For Region 4 where my camp was located the success was 1999-17.5%, 2000-21.7&, 2001-18.6%, 2002-21.2&. Days to harvest ran from 26.8 days in 2000 to 34.1 days in 1999.
These numbers are overall success. FWP statistics further define success by the percent of cows and calves harvested within the overall success. Most regions harvest 50 to 54% cows and calves. That leaves less than 50 percent to all bulls--including spikes.

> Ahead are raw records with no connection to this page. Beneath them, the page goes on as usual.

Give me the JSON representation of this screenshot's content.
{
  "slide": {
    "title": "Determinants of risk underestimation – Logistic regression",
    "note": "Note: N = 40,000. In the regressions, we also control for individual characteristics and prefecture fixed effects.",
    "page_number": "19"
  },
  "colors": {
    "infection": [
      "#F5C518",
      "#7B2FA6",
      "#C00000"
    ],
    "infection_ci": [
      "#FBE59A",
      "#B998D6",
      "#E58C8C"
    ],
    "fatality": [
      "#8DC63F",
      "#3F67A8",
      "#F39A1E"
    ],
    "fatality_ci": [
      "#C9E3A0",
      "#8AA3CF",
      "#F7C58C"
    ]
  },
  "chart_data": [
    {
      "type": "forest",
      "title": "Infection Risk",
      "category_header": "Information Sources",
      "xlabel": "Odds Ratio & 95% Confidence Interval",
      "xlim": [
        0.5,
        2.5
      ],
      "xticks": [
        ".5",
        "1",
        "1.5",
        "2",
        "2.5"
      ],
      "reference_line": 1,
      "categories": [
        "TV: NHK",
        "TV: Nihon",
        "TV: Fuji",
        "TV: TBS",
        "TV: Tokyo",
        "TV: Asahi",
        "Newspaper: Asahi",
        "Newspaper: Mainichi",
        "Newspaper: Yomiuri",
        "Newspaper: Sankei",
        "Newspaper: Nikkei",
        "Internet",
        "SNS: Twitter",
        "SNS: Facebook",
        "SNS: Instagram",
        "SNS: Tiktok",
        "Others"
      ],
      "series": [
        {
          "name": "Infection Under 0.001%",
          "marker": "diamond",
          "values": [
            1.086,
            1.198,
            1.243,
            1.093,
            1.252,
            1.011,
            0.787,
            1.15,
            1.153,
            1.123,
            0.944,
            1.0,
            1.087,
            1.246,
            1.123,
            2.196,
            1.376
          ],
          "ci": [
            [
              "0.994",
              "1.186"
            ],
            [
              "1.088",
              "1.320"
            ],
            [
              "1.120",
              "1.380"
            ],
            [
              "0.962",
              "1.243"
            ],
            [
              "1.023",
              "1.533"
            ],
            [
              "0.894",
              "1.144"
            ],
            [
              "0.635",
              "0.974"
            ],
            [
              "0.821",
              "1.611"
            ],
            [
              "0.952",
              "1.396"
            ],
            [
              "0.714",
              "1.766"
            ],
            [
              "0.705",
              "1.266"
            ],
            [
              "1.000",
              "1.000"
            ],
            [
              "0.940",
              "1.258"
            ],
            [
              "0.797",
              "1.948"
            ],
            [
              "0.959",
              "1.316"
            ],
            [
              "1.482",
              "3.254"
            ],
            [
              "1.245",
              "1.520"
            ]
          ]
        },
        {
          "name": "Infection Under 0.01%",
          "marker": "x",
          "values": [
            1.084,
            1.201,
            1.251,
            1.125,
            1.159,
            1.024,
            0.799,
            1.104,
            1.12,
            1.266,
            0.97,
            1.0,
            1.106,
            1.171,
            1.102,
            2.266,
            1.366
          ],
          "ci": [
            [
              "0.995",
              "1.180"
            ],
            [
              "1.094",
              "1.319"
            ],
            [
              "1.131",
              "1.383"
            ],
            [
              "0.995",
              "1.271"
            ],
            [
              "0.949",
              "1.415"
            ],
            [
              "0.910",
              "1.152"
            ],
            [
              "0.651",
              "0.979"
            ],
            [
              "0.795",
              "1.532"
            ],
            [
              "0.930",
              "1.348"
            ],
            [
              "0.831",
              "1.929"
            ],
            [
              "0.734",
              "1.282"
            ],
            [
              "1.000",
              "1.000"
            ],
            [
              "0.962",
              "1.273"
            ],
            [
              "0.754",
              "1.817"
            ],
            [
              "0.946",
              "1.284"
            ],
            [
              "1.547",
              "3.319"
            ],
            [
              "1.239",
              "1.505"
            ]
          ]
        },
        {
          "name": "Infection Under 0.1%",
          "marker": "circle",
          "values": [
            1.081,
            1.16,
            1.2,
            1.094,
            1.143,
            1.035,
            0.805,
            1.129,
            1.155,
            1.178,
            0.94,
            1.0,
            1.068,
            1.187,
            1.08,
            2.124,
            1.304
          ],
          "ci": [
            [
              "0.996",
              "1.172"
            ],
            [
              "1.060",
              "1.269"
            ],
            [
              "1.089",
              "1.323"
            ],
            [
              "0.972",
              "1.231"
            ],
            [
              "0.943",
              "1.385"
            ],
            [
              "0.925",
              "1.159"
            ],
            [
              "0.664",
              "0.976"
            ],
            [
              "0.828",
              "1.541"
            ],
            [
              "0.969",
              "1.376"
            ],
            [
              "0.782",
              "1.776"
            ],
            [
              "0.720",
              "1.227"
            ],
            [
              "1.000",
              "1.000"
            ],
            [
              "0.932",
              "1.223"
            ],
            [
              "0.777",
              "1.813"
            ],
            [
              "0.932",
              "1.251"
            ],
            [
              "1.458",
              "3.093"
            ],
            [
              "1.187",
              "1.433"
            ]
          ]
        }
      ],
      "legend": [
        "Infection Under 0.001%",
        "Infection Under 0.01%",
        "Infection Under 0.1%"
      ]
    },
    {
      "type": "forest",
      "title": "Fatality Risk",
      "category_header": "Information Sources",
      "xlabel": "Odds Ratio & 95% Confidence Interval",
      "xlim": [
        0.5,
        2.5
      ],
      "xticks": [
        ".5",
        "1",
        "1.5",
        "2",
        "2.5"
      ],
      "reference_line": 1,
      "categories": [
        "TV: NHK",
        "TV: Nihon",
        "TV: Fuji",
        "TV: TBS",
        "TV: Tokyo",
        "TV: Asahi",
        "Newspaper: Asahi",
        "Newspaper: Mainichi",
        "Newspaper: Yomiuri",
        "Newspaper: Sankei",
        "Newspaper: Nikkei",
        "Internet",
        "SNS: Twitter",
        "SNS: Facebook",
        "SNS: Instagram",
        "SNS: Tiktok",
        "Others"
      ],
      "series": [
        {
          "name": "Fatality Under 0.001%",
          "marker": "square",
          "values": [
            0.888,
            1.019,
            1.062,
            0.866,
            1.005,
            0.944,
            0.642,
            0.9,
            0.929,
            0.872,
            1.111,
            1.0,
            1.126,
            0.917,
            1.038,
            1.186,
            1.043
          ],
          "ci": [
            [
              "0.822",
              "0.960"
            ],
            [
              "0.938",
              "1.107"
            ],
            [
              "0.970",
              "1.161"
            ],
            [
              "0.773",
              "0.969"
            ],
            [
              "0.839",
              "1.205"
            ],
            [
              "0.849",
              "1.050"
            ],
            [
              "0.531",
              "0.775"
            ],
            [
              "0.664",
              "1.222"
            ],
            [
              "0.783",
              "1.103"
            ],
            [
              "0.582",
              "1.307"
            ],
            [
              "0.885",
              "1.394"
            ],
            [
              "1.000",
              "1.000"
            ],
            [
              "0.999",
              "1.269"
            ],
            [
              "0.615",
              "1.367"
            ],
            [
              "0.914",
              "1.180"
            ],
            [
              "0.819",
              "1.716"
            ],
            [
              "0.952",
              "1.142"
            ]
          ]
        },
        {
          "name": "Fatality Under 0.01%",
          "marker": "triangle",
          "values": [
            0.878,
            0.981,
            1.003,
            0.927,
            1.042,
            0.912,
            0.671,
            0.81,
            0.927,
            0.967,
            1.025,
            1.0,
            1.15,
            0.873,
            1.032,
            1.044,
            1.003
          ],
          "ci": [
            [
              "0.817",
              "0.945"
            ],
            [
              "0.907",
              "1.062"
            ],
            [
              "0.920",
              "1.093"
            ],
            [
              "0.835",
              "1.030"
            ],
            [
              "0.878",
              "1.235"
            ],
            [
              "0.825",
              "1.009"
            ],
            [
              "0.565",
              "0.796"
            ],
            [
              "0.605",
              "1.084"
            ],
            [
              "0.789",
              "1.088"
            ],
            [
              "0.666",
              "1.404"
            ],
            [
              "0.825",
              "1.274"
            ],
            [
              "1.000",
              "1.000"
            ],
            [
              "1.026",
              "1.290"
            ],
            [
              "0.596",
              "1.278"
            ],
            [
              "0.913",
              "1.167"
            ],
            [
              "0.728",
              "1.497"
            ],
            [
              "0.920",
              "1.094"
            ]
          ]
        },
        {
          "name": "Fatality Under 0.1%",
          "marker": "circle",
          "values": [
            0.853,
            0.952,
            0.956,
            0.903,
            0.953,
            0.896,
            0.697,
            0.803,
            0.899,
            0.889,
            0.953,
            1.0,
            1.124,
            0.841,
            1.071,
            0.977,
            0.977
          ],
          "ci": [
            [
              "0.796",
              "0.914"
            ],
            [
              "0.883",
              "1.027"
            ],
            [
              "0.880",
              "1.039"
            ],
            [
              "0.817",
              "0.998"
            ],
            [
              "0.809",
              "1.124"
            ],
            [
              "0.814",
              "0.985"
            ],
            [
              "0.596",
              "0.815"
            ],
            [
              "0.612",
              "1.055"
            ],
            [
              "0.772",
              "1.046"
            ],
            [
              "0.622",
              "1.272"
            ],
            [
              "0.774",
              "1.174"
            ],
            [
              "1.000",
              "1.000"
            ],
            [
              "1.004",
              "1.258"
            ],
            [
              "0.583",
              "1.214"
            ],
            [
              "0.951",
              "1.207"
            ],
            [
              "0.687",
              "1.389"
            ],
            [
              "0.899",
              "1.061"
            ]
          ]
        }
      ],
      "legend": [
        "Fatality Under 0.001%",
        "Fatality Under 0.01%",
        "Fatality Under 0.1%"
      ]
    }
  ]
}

So, what are "realistic expectations?"
Take it from Larry from Florida (in photo above). This was his first elk. It was also his first elk hunt. And, his first trip to Montana's wilderness. He shot the first elk he considered. It was on the sixth day of his eight-day hunt. He has quite a story to tell about this elk. First thing off the horses, he couldn't get the bolt open on his Browning BAR. We had to do what we used to do with M60 Machine Guns that jammed--we "kick started them." Put the edge of your boot on the charging handle and jump on it. (there is a learning lesson here: Rifles held in scabbards on horses tend to gather some moisture. In below zero weather, rifles, triggers and scopes do not always perform as they would in sunny land. Hint-oil doesn't help; it turns to a thick sludge below zero.) Back to Larry, and his guide Don Otto. They walked up a small ridge and two bulls were bedded. They were only about 50 yards away. The bulls got up, looked at Larry and Don. Don asked Larry if he liked either one. Larry replied by shaking his head up-and-down, sighted and shot.
My comments to people who say they are "trophy hunters," is that after over a hundred years of records being kept by Boone & Crockett, and others, there is still only ONE NUMBER ONE elk. That is a fact. Another fact--from both me and FWP--is that most elk hunters are not successful. And, the ones that are take more cows and calves than bulls.
Shoot the first elk that looks good. Don't sell yourself short. Plan your hunt. Quantify what you want out of your hunt--a bull, an elk, a wilderness experience, a reason to get out of town and have fellowship with like-minded people. Maybe all of the above. Maybe only a few of those elements interest you. Just keep that in mind when planning your hunt and contacting potential outfitters, guides etc. Caveat emptor.